Moving the plant there, he explained, will allow more jobs to be created in that region as new workers will be needed to man the plant. Additionally, two extra packaging lines – to boost the amount of sugar packaged – should be added to the Albion plant, thereby increasing the number of workers needed.

“It is winning on both sides of the coin because it is sustaining and creating new jobs on the East Coast corridor and at the same time, creating new jobs in Regions Five and Six,” President Ali said, as he justified the government’s relocation of the plant.

The Enmore Estate (Photo: Stabroek News)

He added that the government is seeking to consolidate its assets in the sugar industry in Regions Five and Six.

Since assuming office in August 2020, the PPP/C government has spent billions bailing out the Guyana Sugar Corporation (GuySuCo).

Earlier this year, during the budget debates, Agriculture Minister Zulfikar Mustapha defended this spending, stating that the government will continue to bail out the agency for as long as it needs to.

President Ali emphasised that he does not live in a “fanciful dream” but noted that he is focused on both diversifying and industrialising the local economy.

And with the new developments at Enmore and Albion, the Head-of-State emphasised: “Sugar is viable.”

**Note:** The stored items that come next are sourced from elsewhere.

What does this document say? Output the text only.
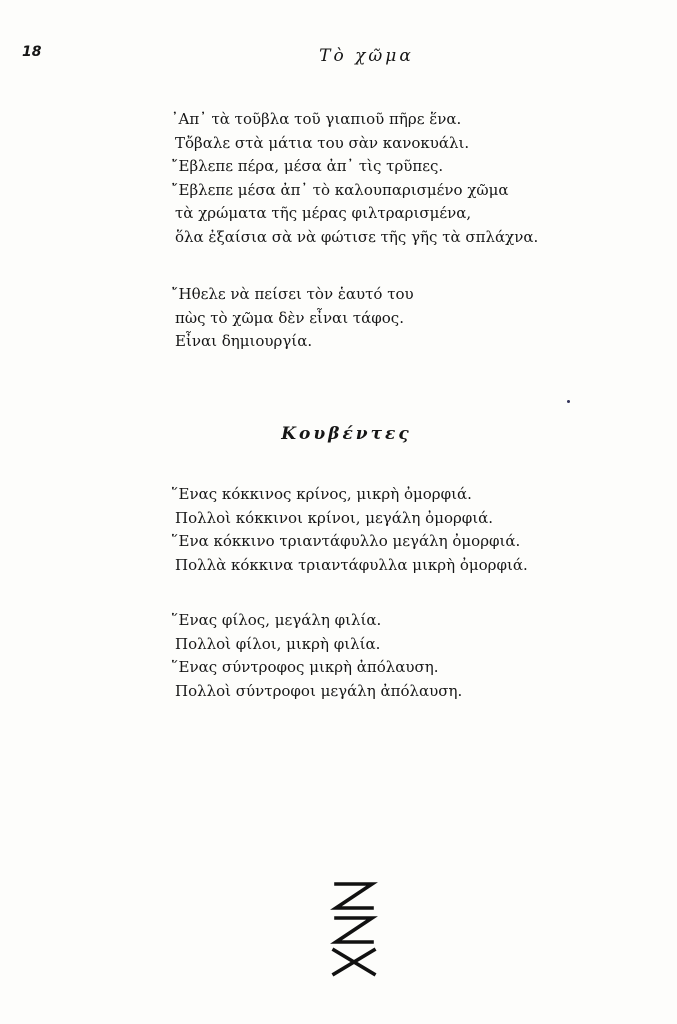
18	Τὸ χῶμα
᾿Απ᾿ τὰ τοῦβλα τοῦ γιαπιοῦ πῆρε ἕνα.
Τὄβαλε στὰ μάτια του σὰν κανοκυάλι.
῎Εβλεπε πέρα, μέσα ἀπ᾿ τὶς τρῦπες.
῎Εβλεπε μέσα ἀπ᾿ τὸ καλουπαρισμένο χῶμα
τὰ χρώματα τῆς μέρας φιλτραρισμένα,
ὅλα ἐξαίσια σὰ νὰ φώτισε τῆς γῆς τὰ σπλάχνα.
῎Ηθελε νὰ πείσει τὸν ἑαυτό του
πὼς τὸ χῶμα δὲν εἶναι τάφος.
Εἶναι δημιουργία.
Κουβέντες
῞Ενας κόκκινος κρίνος, μικρὴ ὀμορφιά.
Πολλοὶ κόκκινοι κρίνοι, μεγάλη ὀμορφιά.
῞Ενα κόκκινο τριαντάφυλλο μεγάλη ὀμορφιά.
Πολλὰ κόκκινα τριαντάφυλλα μικρὴ ὀμορφιά.
῞Ενας φίλος, μεγάλη φιλία.
Πολλοὶ φίλοι, μικρὴ φιλία.
῞Ενας σύντροφος μικρὴ ἀπόλαυση.
Πολλοὶ σύντροφοι μεγάλη ἀπόλαυση.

Despite lower production due to a string of challenges, including nationwide flooding, President Ali said that the sugar industry has significant social, economic and financial value to Guyana.

Importantly, too, he pointed out that sugar is among the top five imports in the Caribbean Community (CARICOM).

Based on information he provided to CARICOM last week during a leaders’ summit, the region imports about 1.2 million tonnes of sugar annually; this costs the region more than US $1 billion annually.

This signals that a substantial market for the product exists.

Now, with Guatemala’s help, President Ali said that Guyana could revitalise its sugar industry- possibly returning it to profitability. And he knocked those with recurring concerns about the government’s continued spending on this industry.

“We have to decide- Do we want the jobs and save the industry at the same? We are not selling out the assets, we are catalysing the assets,” President Ali said.

Guatemala is Latin America’s second largest sugar export and the world’s fourth largest exporter overall.